If the weather is fine, the Lakes are walking central and there are any number of footpaths from easy Lakeside strolls to full blown mountain expeditions, the choice is yours. If that is your thing there will be a ton of information locally. If you decide to visit Keswick, it’s possible to bus there and back, catch a launch across Derwentwater, climb Catbells and return to Keswick - see handy video piece by Rick Steves! - but it would be a long day. (My favoured way of doing it is launch to Hawse End, climb Catbells, descend and walk back to Keswick via the house where Beatrix Potter wrote ‘Squirrel Nutkin’ - name escapes me for the moment but it was doing tea and cakes last time we passed - Nichol End - more tea and cake at the Marina - and Portinscale - more cafes and a pub - and back to Kendal. You can shorten this by catching the boat back from Hawse End, but you miss the en route refreshments).

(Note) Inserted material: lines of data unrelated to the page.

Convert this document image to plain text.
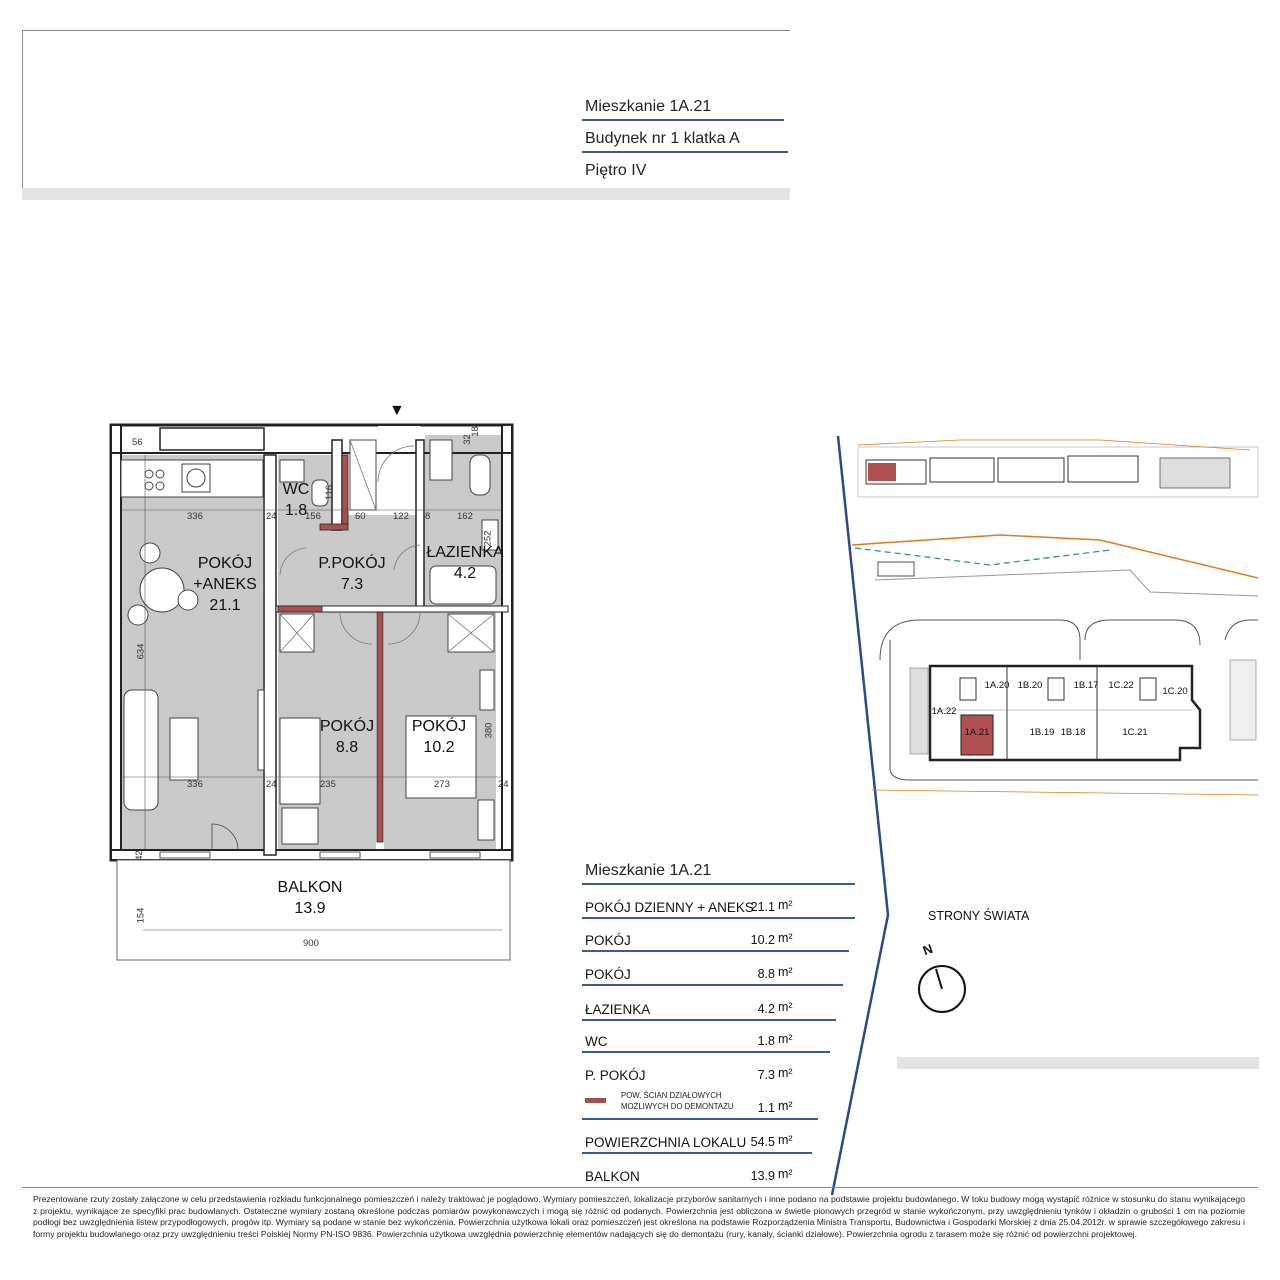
Mieszkanie 1A.21
Budynek nr 1 klatka A
Piętro IV
▼
POKÓJ
+ANEKS
21.1
WC
1.8
P.POKÓJ
7.3
ŁAZIENKA
4.2
POKÓJ
8.8
POKÓJ
10.2
BALKON
13.9
56
116
32
18
336	24	156	60	122 8	162
252
634
380
336	24	235	273	24
42
154
900
Mieszkanie 1A.21
POKÓJ DZIENNY + ANEKS
21.1 m²
POKÓJ	10.2 m²
POKÓJ	8.8 m²
ŁAZIENKA	4.2 m²
WC	1.8 m²
P. POKÓJ	7.3 m²
POW. ŚCIAN DZIAŁOWYCH
MOŻLIWYCH DO DEMONTAŻU	1.1 m²
POWIERZCHNIA LOKALU 54.5 m²
BALKON	13.9 m²
1A.20 1B.20	1B.17 1C.22
1C.20
1A.22
1A.21	1B.19 1B.18	1C.21
STRONY ŚWIATA
N
Prezentowane rzuty zostały załączone w celu przedstawienia rozkładu funkcjonalnego pomieszczeń i należy traktować je poglądowo. Wymiary pomieszczeń, lokalizacje przyborów sanitarnych i inne podano na podstawie projektu budowlanego. W toku budowy mogą wystąpić różnice w stosunku do stanu wynikającego z projektu, wynikające ze specyfiki prac budowlanych. Ostateczne wymiary zostaną określone podczas pomiarów powykonawczych i mogą się różnić od podanych. Powierzchnia jest obliczona w świetle pionowych przegród w stanie wykończonym, przy uwzględnieniu tynków i okładzin o grubości 1 cm na poziomie podłogi bez uwzględnienia listew przypodłogowych, progów itp. Wymiary są podane w stanie bez wykończenia. Powierzchnia użytkowa lokali oraz pomieszczeń jest określona na podstawie Rozporządzenia Ministra Transportu, Budownictwa i Gospodarki Morskiej z dnia 25.04.2012r. w sprawie szczegółowego zakresu i formy projektu budowlanego oraz przy uwzględnieniu treści Polskiej Normy PN-ISO 9836. Powierzchnia użytkowa uwzględnia powierzchnię elementów nadających się do demontażu (rury, kanały, ścianki działowe). Powierzchnia ogrodu z tarasem może się różnić od powierzchni projektowej.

There is a Lakeland visitor centre at Brockhole, but I have never spent a great deal of time there (bar one rainy afternoon, when the planned falconry exhibition had been moved indoors to a lecture room - focused the mind somewhat when a large Harris Hawk was swooping about in such a confined space!).
Not sure where the motor museum is, as it is not really my thing. I’m sure you’ll have a great trip and if the weather doesn’t cooperate, well, you are staying in a pub! If there’s anything else you think I might be able to help you with, do let me know.